Brésil: Des indiens massacrés pour avoir résisté aux grands propriétaires terriens
Nouveau massacre dans l’état du Mato Grosso du Sud
Rio de Janeiro, 24 novembre 2011 (Apic) La lutte des peuples indigènes pour la paix et le droit de vivre sur leurs terres ancestrales ne cesse de faire des victimes dans l’état du Mato Grosso du Sud, au sud du Brésil. Le 18 novembre 2011, un nouveau massacre a été perpétré dans le campement Tekoha Guaiviry, dans la commune de Amambai, faisant un mort, quatre disparus et de nombreux blessés. Un nouveau drame dénoncé par l’Eglise Catholique, notamment par Dom Erwin Kräutler, évêque d’Altamira, dans l’Etat du Para, en Amazonie, et Président du Conseil Missionnaire Indigène (CIMI).

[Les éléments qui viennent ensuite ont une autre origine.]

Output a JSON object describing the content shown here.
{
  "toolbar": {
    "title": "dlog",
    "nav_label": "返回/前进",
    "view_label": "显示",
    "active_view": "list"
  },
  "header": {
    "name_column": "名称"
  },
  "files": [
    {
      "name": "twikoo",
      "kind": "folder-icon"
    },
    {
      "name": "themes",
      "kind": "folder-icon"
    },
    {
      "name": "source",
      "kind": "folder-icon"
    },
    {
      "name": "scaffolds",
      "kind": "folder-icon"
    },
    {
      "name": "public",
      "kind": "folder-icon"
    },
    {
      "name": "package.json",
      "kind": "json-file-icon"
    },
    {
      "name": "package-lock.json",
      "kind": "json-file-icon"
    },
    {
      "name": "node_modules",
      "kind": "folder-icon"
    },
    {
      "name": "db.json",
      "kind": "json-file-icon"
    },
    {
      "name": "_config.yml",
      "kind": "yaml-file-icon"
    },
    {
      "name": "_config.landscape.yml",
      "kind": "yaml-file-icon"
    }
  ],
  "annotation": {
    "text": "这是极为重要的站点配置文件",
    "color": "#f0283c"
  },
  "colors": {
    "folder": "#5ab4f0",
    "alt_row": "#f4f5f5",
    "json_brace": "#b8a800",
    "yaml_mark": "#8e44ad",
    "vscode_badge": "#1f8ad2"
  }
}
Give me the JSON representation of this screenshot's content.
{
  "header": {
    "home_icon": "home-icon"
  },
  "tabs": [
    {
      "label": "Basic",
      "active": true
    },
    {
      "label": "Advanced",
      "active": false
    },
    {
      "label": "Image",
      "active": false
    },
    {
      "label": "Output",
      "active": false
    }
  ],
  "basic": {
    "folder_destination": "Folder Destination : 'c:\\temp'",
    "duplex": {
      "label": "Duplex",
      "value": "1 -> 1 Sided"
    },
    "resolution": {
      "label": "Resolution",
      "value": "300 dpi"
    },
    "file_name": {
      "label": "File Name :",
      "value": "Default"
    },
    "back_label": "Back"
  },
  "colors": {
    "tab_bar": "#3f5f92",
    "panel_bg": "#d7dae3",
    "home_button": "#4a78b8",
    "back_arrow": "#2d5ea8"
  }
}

Vendredi 18 novembre, 6h30 du matin. Arrivés à bord d’une dizaine de camionnettes, 42 pistoleros, masqués et fortement armés, envahissent le campement Tekoha Guaiviry, dans la commune de Amambai, dans l’Etat du Mato Grosso du Sud, près de la frontière entre le Brésil et le Paraguay. Pris de panique, les 60 indiens de la tribu Guarani-Kaiowa, tentent de fuir dans un bosquet d’arbres tout proche. Nisio Gomes, 59 ans, le cacique de la tribu, lui, décide de rester. Il paiera de sa vie cet acte de courage en étant abattu à bout portant de plusieurs balles dans la tête, la poitrine, les jambes et les bras, avant que les meurtriers n’emportent son corps. Probablement en guise de preuve pour leur commanditaire.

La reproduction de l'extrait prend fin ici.